The region on chromosome 5 with a significant linkage signal is relatively wide and encompasses over 120 genes. Besides three mutations in HNRNPA0, we also identified a variant in SQSTM1 on chromosome 5 but outside the linkage region, which demonstrates a significant association with cancer risk in this family (p value 0.0005), but further sequencing analyses showed that this variant was present in some controls individuals and it was therefore removed from further analyses. Whole genome sequencing also identified a rare mutation in WIF1 that is associated with cancer risk in this family, though not as strongly as the HNRNPA0 variant. Joint analysis of WIF1 and HNRNPA0 showed a highly significant interaction among carriers of both mutations, but the comparison of the log likelihoods for models with or without the interaction showed only a very modest improvement in the fit of the model with WIF1 and the interaction ( ${\chi }_2^2$= 1.04, p = 0.57), suggesting that the HNRNPA0 variant may be sufficient to explain increased risk for cancer in this family. Further analysis to explore the impact that the HNRNPA0 versus WIF1 variants have on expression of genes showed that the HNRNPA0 variant influenced well known pathways to cancer development such as PI3K/AKT and MAPK signaling, while the relevance of the WIF1 variant to cancer pathways was much less clear.
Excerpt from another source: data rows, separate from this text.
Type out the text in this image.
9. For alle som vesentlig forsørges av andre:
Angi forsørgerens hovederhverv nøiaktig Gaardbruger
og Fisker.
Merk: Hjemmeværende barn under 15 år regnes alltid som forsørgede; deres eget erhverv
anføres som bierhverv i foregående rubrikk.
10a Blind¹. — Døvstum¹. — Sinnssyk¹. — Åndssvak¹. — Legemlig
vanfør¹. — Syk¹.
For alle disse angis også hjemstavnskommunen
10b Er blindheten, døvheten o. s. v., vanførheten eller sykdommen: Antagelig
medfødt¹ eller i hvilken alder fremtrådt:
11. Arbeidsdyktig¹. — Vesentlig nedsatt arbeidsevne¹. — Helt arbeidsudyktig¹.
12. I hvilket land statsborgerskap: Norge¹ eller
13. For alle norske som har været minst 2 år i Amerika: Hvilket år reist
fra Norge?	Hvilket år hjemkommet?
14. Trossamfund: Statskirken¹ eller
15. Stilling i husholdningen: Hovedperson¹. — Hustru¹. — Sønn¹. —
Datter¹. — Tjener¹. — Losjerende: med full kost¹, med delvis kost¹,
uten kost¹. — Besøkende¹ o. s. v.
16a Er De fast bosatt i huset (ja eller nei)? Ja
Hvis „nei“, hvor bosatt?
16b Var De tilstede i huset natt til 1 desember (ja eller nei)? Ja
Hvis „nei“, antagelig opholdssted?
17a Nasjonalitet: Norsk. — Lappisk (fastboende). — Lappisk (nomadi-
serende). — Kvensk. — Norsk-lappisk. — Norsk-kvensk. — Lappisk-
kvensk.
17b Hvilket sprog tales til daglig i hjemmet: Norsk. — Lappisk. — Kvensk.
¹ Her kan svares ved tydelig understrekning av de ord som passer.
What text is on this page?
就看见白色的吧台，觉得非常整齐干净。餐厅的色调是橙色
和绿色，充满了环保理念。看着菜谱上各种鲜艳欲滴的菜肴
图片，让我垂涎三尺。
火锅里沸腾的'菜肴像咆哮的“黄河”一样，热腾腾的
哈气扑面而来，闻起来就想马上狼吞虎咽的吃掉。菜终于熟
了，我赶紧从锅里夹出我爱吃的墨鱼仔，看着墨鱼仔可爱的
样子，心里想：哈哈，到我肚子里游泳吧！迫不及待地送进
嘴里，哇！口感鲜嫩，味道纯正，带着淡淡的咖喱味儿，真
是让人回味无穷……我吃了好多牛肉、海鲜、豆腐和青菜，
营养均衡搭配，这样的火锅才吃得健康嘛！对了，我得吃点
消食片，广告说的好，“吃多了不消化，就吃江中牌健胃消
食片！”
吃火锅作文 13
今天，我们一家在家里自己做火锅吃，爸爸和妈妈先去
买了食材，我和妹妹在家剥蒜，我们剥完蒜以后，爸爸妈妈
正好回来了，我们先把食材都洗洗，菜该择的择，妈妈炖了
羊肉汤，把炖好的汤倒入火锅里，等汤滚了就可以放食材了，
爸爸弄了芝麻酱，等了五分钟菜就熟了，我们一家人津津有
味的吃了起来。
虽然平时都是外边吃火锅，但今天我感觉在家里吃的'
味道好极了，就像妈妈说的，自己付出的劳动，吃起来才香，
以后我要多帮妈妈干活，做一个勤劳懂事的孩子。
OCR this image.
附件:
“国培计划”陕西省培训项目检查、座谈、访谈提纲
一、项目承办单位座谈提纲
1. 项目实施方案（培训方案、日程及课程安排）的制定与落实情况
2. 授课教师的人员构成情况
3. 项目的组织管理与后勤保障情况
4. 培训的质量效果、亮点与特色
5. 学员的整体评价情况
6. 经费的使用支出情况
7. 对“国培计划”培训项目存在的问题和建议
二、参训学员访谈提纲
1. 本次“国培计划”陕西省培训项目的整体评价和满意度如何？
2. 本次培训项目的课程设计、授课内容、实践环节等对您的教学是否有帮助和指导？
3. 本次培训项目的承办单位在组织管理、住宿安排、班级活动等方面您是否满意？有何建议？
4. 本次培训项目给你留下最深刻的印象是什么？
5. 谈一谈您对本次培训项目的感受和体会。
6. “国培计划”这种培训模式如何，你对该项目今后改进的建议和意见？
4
Despite the much stronger prior biological evidence that WIF1 variation could explain risk for cancer in this family and annotation that showed an effect of the WIF1 variant on gene function, results for HNRNPA0 were much more compelling than for WIF1. Results therefore implicate HNRNPA0 as playing the dominant role in cancer risk for this family. Further studies to explore the effects of WIF1 or HNRNPA0 on cancer risk will be of value in this family. Given striking interactions that we observed for risk among individuals carrying both variants, further study of this combination could present an opportunity for predictive assessment of risk, but the results are not yet sufficient for clinical action because they have not been validated in a CLIA laboratory and have only been detected in this single family. During the course of the study of this family, two additional cancers arose, both of which carried the rare variants of HNRNPA0 and WIF1 further strengthening the case for these variations influencing risk. Variations in HNRNPA0 might also further be studied for relevance to early onset cancers.